Saturday, January 12, 2013

Rumania Persists In Demand.

New York Times 100 years ago today, January 12, 1913:
Powers Likely to Get Swift Rebuff from Turkey.
    LONDON, Jan. 11.— Fears that the peace conference will end in failure and that the Balkan combatants will take up arms again are stronger to-night than at any time since the plenipotentiaries came to London.
    Unless Adrianople should fall within two or three days or "something should turn up," which none of the diplomatists can foresee, it seems likely that the delegates will leave England before the end of another week.
    The position of the powers is most difficult because all their decisions are vain unless all agree.

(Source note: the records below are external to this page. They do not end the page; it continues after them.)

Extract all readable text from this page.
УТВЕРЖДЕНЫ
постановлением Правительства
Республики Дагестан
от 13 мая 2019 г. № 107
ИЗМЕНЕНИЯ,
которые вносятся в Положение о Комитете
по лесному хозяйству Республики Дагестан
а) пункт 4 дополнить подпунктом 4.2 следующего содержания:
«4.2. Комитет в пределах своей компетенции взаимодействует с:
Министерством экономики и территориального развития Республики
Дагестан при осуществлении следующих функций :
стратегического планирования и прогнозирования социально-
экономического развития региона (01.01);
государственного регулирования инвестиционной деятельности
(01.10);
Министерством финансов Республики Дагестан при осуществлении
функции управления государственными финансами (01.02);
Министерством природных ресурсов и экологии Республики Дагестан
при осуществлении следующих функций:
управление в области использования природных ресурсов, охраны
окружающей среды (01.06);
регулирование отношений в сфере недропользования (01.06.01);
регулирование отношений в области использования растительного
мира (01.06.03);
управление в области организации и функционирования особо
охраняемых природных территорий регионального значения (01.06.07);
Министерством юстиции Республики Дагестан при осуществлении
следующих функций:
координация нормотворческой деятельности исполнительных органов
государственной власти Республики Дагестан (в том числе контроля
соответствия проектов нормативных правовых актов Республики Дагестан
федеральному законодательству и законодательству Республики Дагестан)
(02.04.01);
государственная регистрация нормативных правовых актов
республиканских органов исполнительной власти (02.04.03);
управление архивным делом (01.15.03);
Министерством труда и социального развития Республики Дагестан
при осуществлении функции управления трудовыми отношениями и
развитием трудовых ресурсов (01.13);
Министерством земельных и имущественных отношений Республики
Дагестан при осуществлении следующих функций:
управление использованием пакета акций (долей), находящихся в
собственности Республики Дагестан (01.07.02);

Outside of the note to be presented to the Porte, none of the proposals made at the Ambassadors' conferences have been accepted, the objections being due chiefly to a desire on the part of some powers to maintain neutrality.
    Such was the fate of the much discussed naval demonstration. Besides being an evident breach of neutrality, it raised the question as to what the powers could do if Turkey refused to yield. Would it be possible to pass from moral to active coercion? Would any one power or all the powers undertake the work?
    The Turkish delegation openly declares that the Porte will not be moved by the powers' note and will answer with stronger refusals than heretofore.
    "What did Germany ask of France when she occupied Paris and proclaimed the German Empire there in 1870?" the Turks inquire, and they answer themselves: "She was satisfied with only two provinces, Alsace and Lorraine, amounting to perhaps one-fourth the area of what Turkey has ceded."
    The Rumanian demands continue to be an uppermost topic of interest. A Sofia dispatch says that Rumania has received energetic representations from Great Britain and Russia, which has decided her not to cross the border as she was prepared to do.
    M. Jonescu, the Rumanian Minister of the Interior, whose wife is English, has learned that public opinion is against Rumania and that Rumania's action is regarded in the nature of blackmail, which, if persisted in, might mean war with Bulgaria in the near future.
    The Bulgarians declare unhesitatingly that if Rumania puts the knife to her throat now she will pay dearly for it in the future.
    According to a Bucharest dispatch, King Charles said to the Austrian Minister to-day:
    "I have done everything possible to convince Bulgaria of the necessity for arriving at a peaceful understanding with Rumania. I have promised to wait three more days, and my word must be redeemed."
    A Paris dispatch gives an interview with M. Lahovary Rumanian Minister to France, who, while professing to believe that it is possible to avoid a rupture with Bulgaria, said:
    "Nevertheless, the military measures taken by Rumania provide against whatever may happen, whether Bulgaria cedes Silistria or whether Rumania takes it by force. If the pourparlers are broken off the order for concentration will be followed by an order for the occupation of Silistria and certain points on the frontier.
    "Rumania, however, will be conciliatory to the last. There is no question of a demand for cash down. The Rumanian Government wants a protocol whereby Bulgaria, will undertake to satisfy Rumania as soon as peace is concluded with Turkey."